A própria Febraban (Federação Brasileira de Bancos) recomenda que o consumidor confira o valor apresentado na maquininha antes de concluir a compra e mantenha o cartão sob seu controle. A entidade também orienta que, em caso de pagamento presencial, a pessoa verifique o cartão após a transação e não permita que ele seja levado para longe de sua vista.
Outro cuidado importante é acompanhar as movimentações da conta e da fatura. Ativar notificações do banco para cada compra permite identificar rapidamente uma transação que não foi realizada pelo titular. Em caso de perda ou roubo do cartão, a recomendação é comunicar imediatamente a instituição financeira e solicitar o bloqueio ou cancelamento do cartão.
Atenção vai além da aproximação
Um dos cuidados mais simples é olhar a tela da maquininha antes de aproximar o cartão. O consumidor deve conferir se o valor informado corresponde à compra e desconfiar de equipamentos com visor danificado ou que dificultem a visualização da operação. Se houver necessidade de uma segunda tentativa, também é importante acompanhar o procedimento.

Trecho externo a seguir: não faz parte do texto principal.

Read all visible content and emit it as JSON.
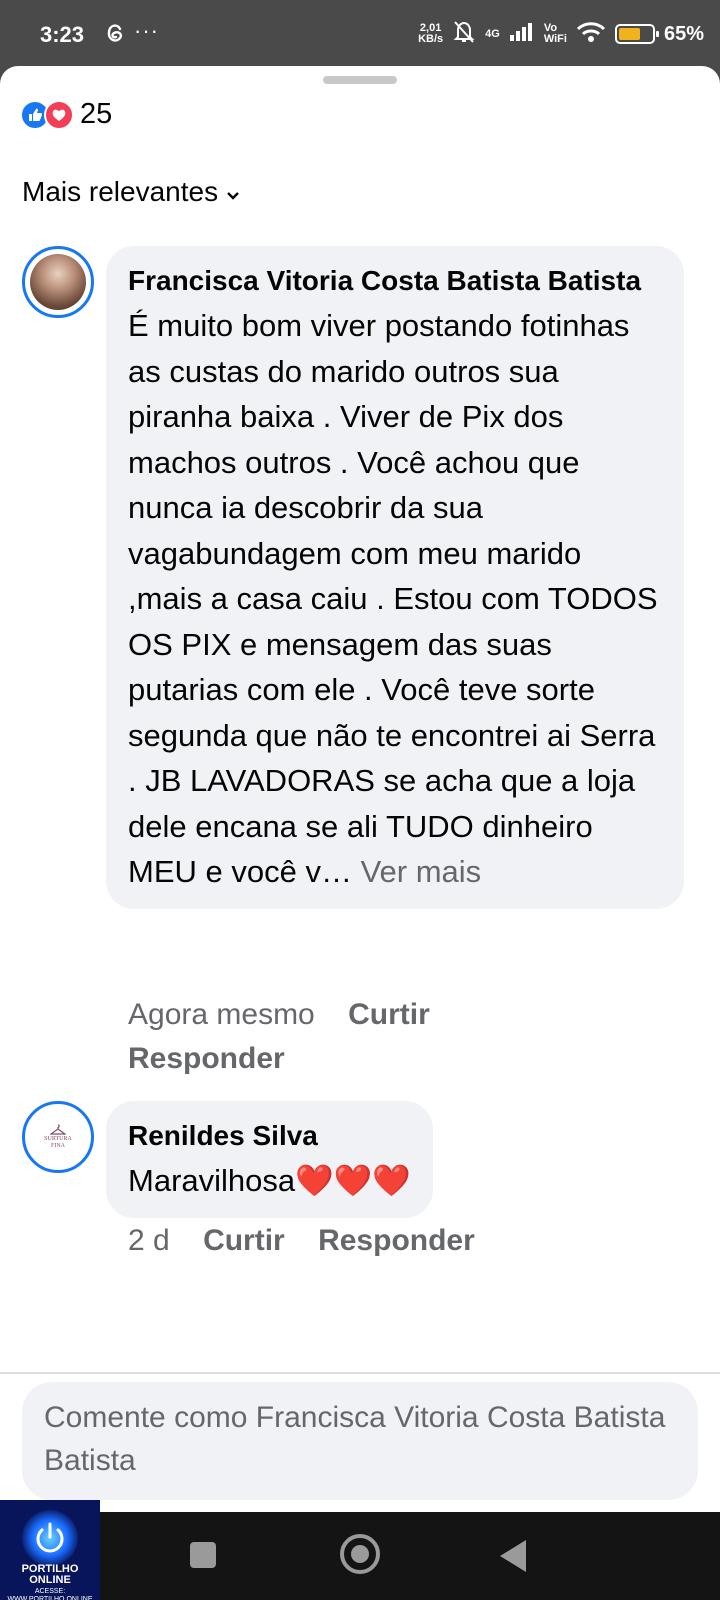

Também vale evitar entregar o cartão a terceiros. Mesmo quando a compra é feita por aproximação, manter o plástico sob controle reduz a possibilidade de troca ou de utilização indevida. Em ambientes com aglomeração, como eventos, shows e comércio movimentado, a atenção deve ser redobrada, já que momentos de distração podem facilitar golpes e furtos.
Para quem prefere uma camada adicional de proteção, uma alternativa é cadastrar o cartão em uma carteira digital do celular e utilizar o aparelho para fazer pagamentos por aproximação. Nesse caso, o acesso ao dispositivo pode exigir senha, biometria ou outro mecanismo de autenticação, dificultando o uso do cartão por outra pessoa em caso de perda ou furto do aparelho.
Outra medida preventiva é estabelecer limites compatíveis com o uso cotidiano, quando essa opção estiver disponível no aplicativo ou nas configurações oferecidas pela instituição financeira. Também é recomendável manter o aplicativo do banco e o sistema operacional do celular atualizados e utilizar bloqueio de tela e biometria. A proteção do aparelho é especialmente importante porque ele pode concentrar cartões, aplicativos bancários e outras informações financeiras.